The current account balance in 1Q24 came in at a deficit of USD 0.1 billion, well below market expectations (BBG: USD -1.5 billion; Itaú: USD -1.6 billion). The large trade surplus of goods (revised up from monthly tracking) helped keep the current account near balanced. The deficit is a narrowing from the USD 3.7 billion deficit in 4Q23, while moderately larger than the USD 0.5 billion surplus in 1Q23. The rolling-4Q CAD came in at 3.7% of GDP (3.6% in 2023). The income deficit remain elevated, but narrowing from highs in the prior two quarters. The post-March spike in copper prices will likely lead to a growing income deficit in coming quarters. The financing breakdown of the CAD remained favorable with sufficient funding derived from long-term FDI. External debt as a share of GDP came in 83%, up from 76% in 4Q23. The improvement in Chile’s balance of payments, driven by the normalization of domestic demand, lowers the CLP’s vulnerability to external shocks in the context of narrowing interest rate differentials with the U.S.
A large trade surplus for goods continued at the start of 2024. The USD 6.5 billion surplus was a tick above the surplus one year earlier, while up USD 1.7 billion from 4Q23. Exports of goods dropped 2.5% yoy (8.3% fall in 4Q23), as higher copper exports were offset by weakness in manufactured goods. Copper exports were boosted by prices (6.5% yoy) and to a lesser extent, volumes (1.5% yoy). Imports of goods fell 4.1% yoy (9.7% down in 4Q23), as rising consumer goods imports were more than offset by double-digit declines from energy and capital goods purchases. The services trade deficit narrowed marginally over one year as the 1.3% fall in exports (primarily due to transportation) was countered by the 3.4% import drop of services.

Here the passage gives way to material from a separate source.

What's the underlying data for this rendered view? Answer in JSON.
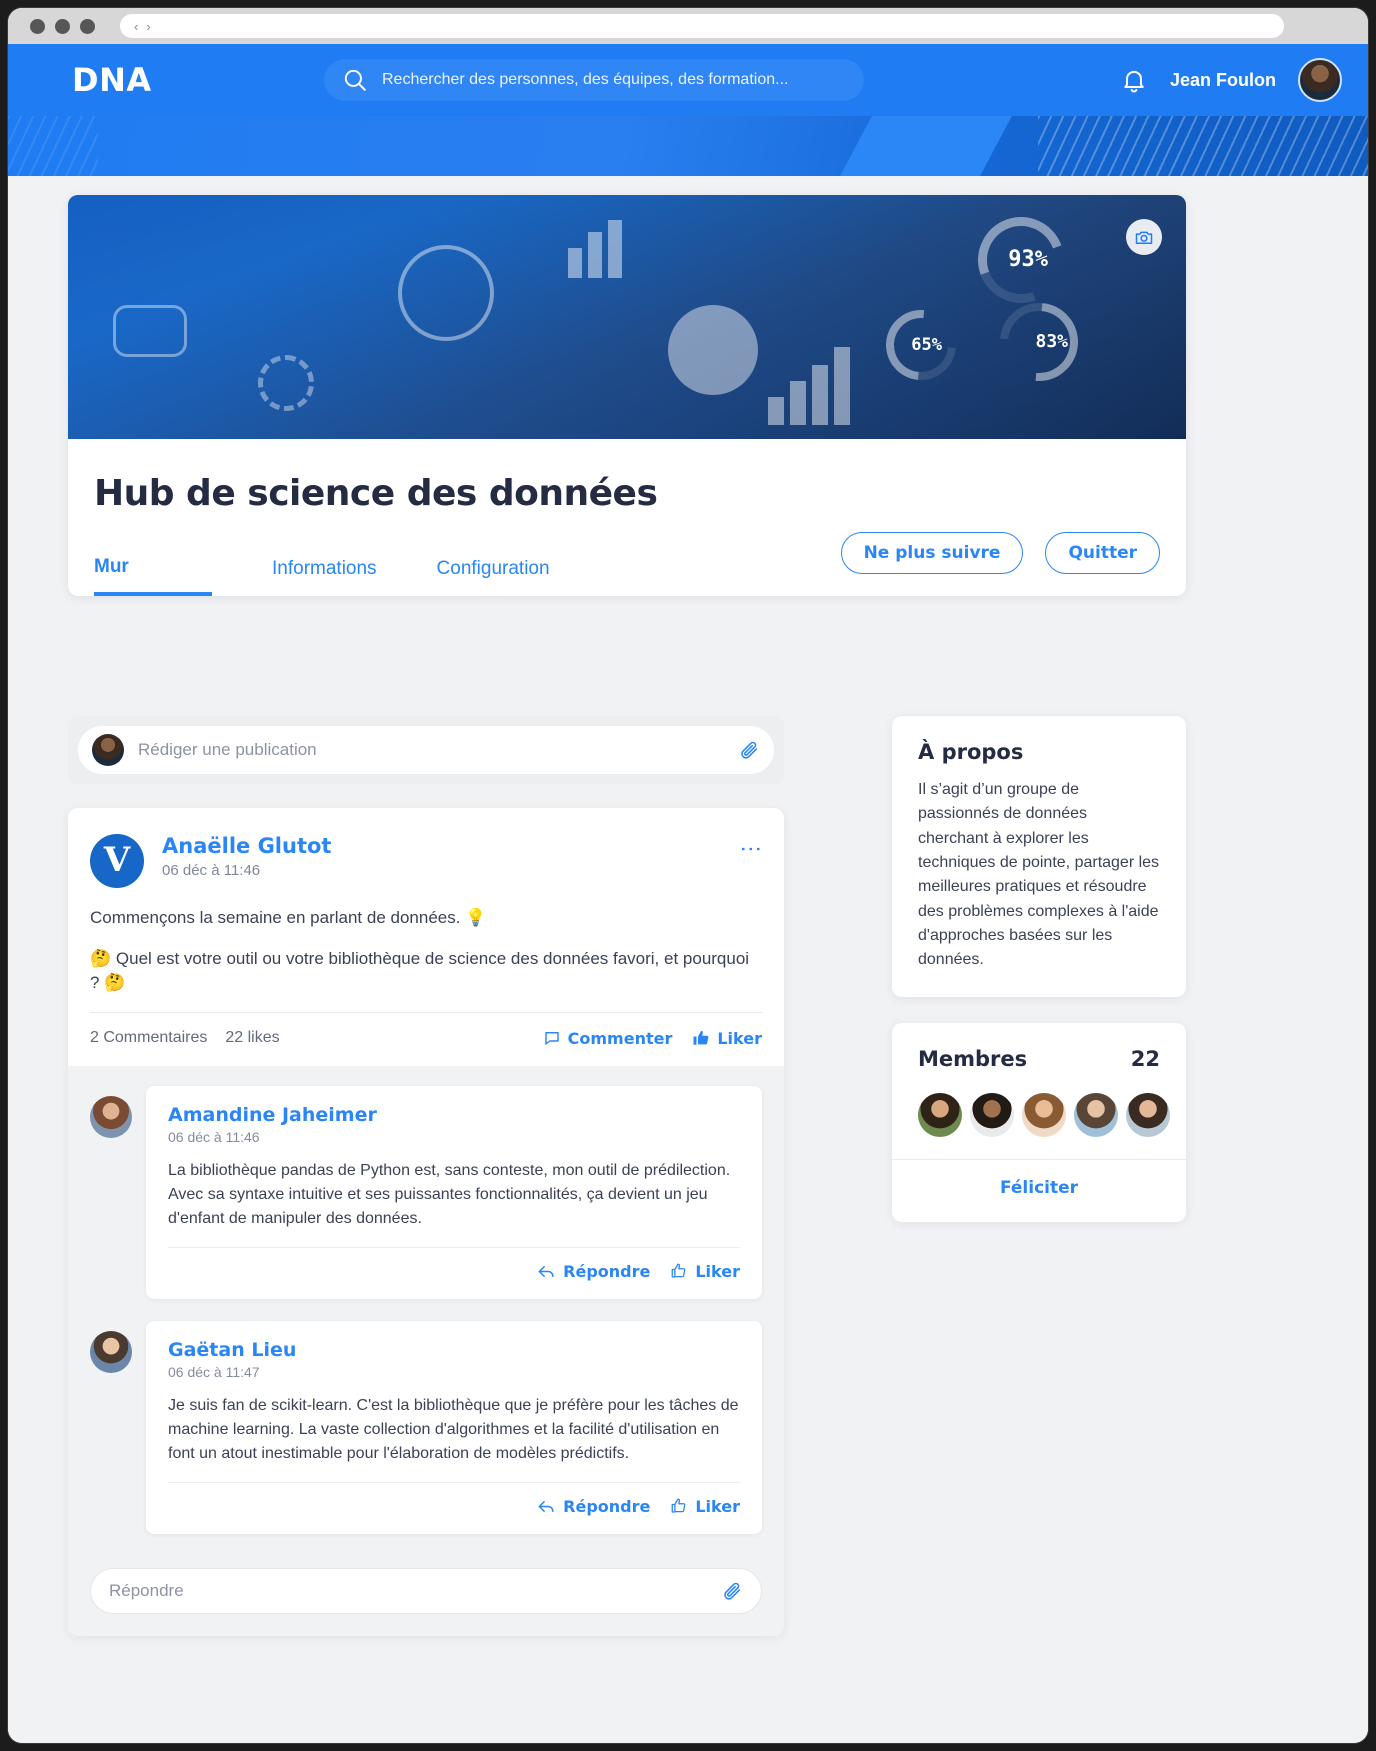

The rolling-4Q income deficit continued to tick up to USD 18.1 billion (USD 17 billion last year; USD 14.2 billion in 2022), lifted by the return of FDI in Chile.
FDI dynamics consolidate a sustainable financing mix. Net FDI in 1Q24 came in at USD 2.6 billion, far above the quarter’s mild CAD. The USD 4.2 billion of direct investment into Chile was led by profit reinvestments. The rolling-4Q net FDI reached USD 16.8 billion (5.1% of GDP; USD 15.5 billion in 2023), exceeded the comparable CAD of USD 12.5 billion. Portfolio investment registered a moderate net inflow of USD 1.0 billion in the quarter, led by external debt issuance by firms, banks and finally the government. The stock of external debt reached 83% of GDP in December (76% a year earlier), lifted by greater private company debt (while banks and the public sector reduced the external debt share).
Our take: We expect the gradual recovery of domestic demand to prevent a significant narrowing of the CAD this year compared to the 3.6% in 2023, but copper price dynamics will consolidate a sustainable-financed CAD scenario. The tight monetary policy has succeeded in correcting Chile’s external imbalances from prior highs of a CAD nearing 10% of GDP. The re-balanced economy and anchored inflation expectations support the continued loosening of monetary policy. We expect a 50bp rate cut in this week’s Monetary Policy Meeting (May 23) to 6%, then gradually declining to 5.25% by this yearend, before falling further next year as the Fed embarks on lowering in respective rates.